Bugs' White Water Rapids has two lift hills and two drops. The ride is the longest operating water ride in the park each season, operating from opening day through Fright Fest and Holiday in the Park.

The ride was manufactured by Hopkins Rides and constructed by Martin & Vleminckx.

==Ride==
Once riders get on Bugs' White Water Rapids, the flume takes a right coming out of the station where the ride begins traveling towards the first lift hill. After the small first drop, then flume makes an almost complete circle to the right, and then takes you up to the second tallest section of the ride. Once at the second highest part of the ride, you dip down and curve through turns, back and forth along DC Universe and over the ride below it. Then the flume will take you to the highest part of the ride at 30 ft. Once at the top, you go straight down to the water with a big splash.

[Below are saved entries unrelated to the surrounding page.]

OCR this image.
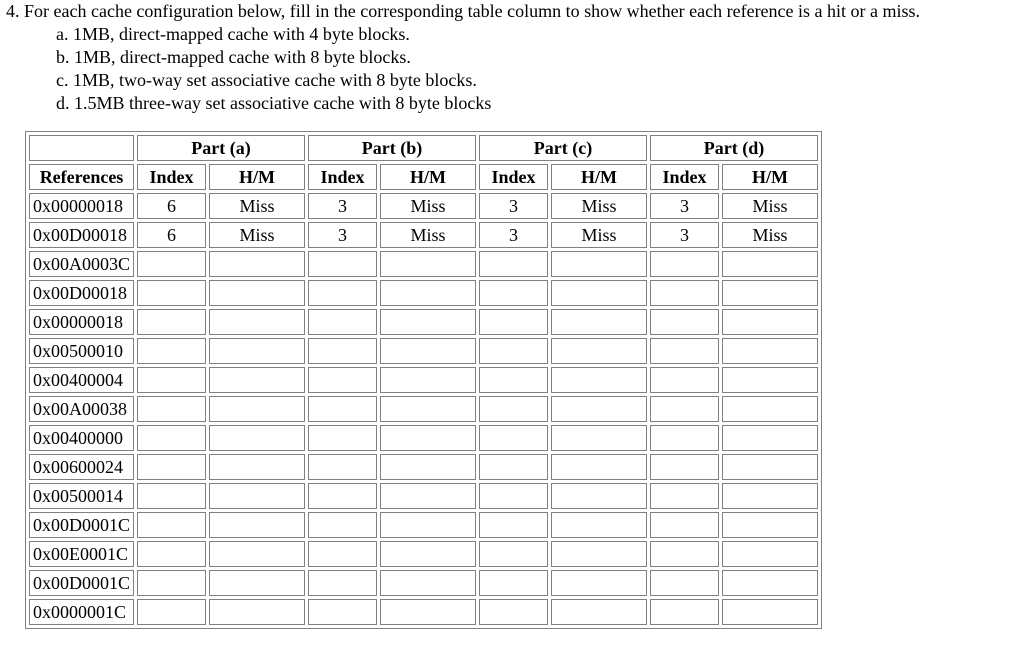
4. For each cache configuration below, fill in the corresponding table column to show whether each reference is a hit or a miss.
a. 1MB, direct-mapped cache with 4 byte blocks.
b. 1MB, direct-mapped cache with 8 byte blocks.
c. 1MB, two-way set associative cache with 8 byte blocks.
d. 1.5MB three-way set associative cache with 8 byte blocks
	Part (a)		Part (b)		Part (c)		Part (d)	
References	Index	H/M	Index	H/M	Index	H/M	Index	H/M
0x00000018	6	Miss	3	Miss	3	Miss	3	Miss
0x00D00018	6	Miss	3	Miss	3	Miss	3	Miss
0x00A0003C								
0x00D00018								
0x00000018								
0x00500010								
0x00400004								
0x00A00038								
0x00400000								
0x00600024								
0x00500014								
0x00D0001C								
0x00E0001C								
0x00D0001C								
0x0000001C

After the big drop, the boat will travel through more turns until it reaches back to the station, and then riders can depart.

==Theme==
Bugs' White Water Rapids is themed to the famous Looney Tunes character Bugs Bunny and also Yosemite Sam. While riding the flume, it tells the story of the Academy Award winner, 1958 Looney Tunes cartoon Knighty Knight Bugs by the ride Medieval scenery. The station of the ride and the queue is located inside the "Black Knight's Castle" where guests experience the antics of Bugs Bunny, the court jester, as he is commissioned to use his wits and reclaim the Singing Sword.